M.M : “J’ajouterais même la psychologie, qui fait aussi partie de ce projet. Nous combinons les disciplines de différentes façons. Les principaux collaborateurs du projet – Mustapha Ben Safi, Denis Pierron et moi-même – avons chacun une expertise propre. Denis Pierron apporte son expertise en génétique et en anthropologie ; Moustafa Bensafi, en neurosciences et en psychologie ; et moi-même, en neurosciences, psychologie et aspects sociaux, avec le laboratoire de Reims qui est spécialisé en psychologie sociale. Pour la troisième phase, nous allons également recruter un expert en psychologie sociale.
Cette complémentarité nous permet d’appliquer une variété de méthodes et d’approches théoriques pour aborder la perception olfactive de plusieurs angles. L’interdisciplinarité est donc au cœur du projet, et c’est ce qui en fait une étude particulièrement riche et complète sur le plaisir olfactif.”
FdD Per Fumum : Quelles seraient les applications concrètes de vos découvertes pour l’industrie du parfum ou d’autres secteurs liés à l’olfaction ?
M.M : “Cette étude s’inscrit dans un domaine large : celui des différences individuelles dans la perception olfactive. Dans le secteur du parfum, de la cosmétique, mais aussi de l’agroalimentaire, ces différences jouent un rôle crucial dans les préférences des consommateurs. Beaucoup d’études se sont déjà intéressées aux éléments externes, comme le packaging ou le contexte social. Cependant, peu de recherches se sont penchées sur l’influence génétique dans la perception des odeurs, surtout dans le domaine des parfums. Nos résultats pourraient ainsi aider les professionnels à mieux comprendre les préférences des consommateurs, notamment par rapport aux facteurs internes qui influencent leurs choix.”
FdD Per Fumum : Enfin, quelles sont les perspectives pour la suite du projet CLIO, après cette dernière phase ?M.M :“Après cette phase, nous continuerons à explorer la perception hédonique et les aspects sociaux des odeurs.
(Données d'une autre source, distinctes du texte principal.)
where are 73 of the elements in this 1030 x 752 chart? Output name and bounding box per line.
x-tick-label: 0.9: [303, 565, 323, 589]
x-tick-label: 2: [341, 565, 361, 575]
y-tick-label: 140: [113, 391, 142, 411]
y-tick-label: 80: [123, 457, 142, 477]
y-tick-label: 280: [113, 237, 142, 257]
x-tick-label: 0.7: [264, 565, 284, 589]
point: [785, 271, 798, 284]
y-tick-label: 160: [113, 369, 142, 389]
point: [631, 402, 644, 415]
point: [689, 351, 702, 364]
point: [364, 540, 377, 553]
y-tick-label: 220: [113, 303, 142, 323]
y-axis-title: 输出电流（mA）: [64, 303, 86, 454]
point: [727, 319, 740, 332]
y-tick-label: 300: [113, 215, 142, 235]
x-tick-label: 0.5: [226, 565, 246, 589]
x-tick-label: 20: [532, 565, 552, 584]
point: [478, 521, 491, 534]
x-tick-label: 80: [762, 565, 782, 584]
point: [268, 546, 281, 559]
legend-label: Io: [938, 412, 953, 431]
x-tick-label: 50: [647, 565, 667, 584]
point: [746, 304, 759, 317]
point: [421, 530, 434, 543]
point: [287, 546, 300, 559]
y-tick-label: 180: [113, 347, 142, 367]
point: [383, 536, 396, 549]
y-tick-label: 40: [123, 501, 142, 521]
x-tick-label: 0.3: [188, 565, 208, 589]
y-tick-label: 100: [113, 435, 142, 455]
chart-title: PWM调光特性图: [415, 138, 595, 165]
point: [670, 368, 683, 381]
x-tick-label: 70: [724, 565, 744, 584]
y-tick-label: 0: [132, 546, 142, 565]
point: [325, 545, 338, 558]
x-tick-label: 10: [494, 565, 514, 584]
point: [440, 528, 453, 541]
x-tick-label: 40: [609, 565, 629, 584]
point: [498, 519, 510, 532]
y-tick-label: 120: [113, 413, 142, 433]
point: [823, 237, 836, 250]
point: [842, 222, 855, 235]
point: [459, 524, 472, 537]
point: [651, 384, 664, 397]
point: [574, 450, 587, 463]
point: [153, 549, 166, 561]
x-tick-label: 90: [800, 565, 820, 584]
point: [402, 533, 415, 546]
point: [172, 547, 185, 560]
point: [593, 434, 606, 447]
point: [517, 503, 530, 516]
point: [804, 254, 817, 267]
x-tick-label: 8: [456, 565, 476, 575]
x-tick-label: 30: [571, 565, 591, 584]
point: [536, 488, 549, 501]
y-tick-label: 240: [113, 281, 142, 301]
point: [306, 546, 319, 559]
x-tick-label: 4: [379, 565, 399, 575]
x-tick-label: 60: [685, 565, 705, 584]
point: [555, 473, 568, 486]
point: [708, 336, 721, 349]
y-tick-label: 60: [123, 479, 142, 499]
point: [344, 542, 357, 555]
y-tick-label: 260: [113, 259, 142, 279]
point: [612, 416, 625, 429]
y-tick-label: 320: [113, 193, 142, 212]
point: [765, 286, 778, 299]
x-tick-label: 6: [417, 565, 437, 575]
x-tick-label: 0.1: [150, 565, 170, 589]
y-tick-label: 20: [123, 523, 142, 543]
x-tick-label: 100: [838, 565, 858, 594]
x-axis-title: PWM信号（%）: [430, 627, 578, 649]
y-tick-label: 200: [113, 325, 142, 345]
Nous aimerions approfondir le lien entre génétique et perception des odeurs, ainsi que les aspects sociaux, comme la perception des odeurs corporelles, par exemple, ou des parfums et des déodorants. Comment ces perceptions influencent nos interactions sociales ? C’est une question qui me paraît essentielle, et sur laquelle nous allons travailler dans nos disciplines respectives pour aller encore plus loin dans la compréhension de l’influence des odeurs sur nos comportements et nos interactions.”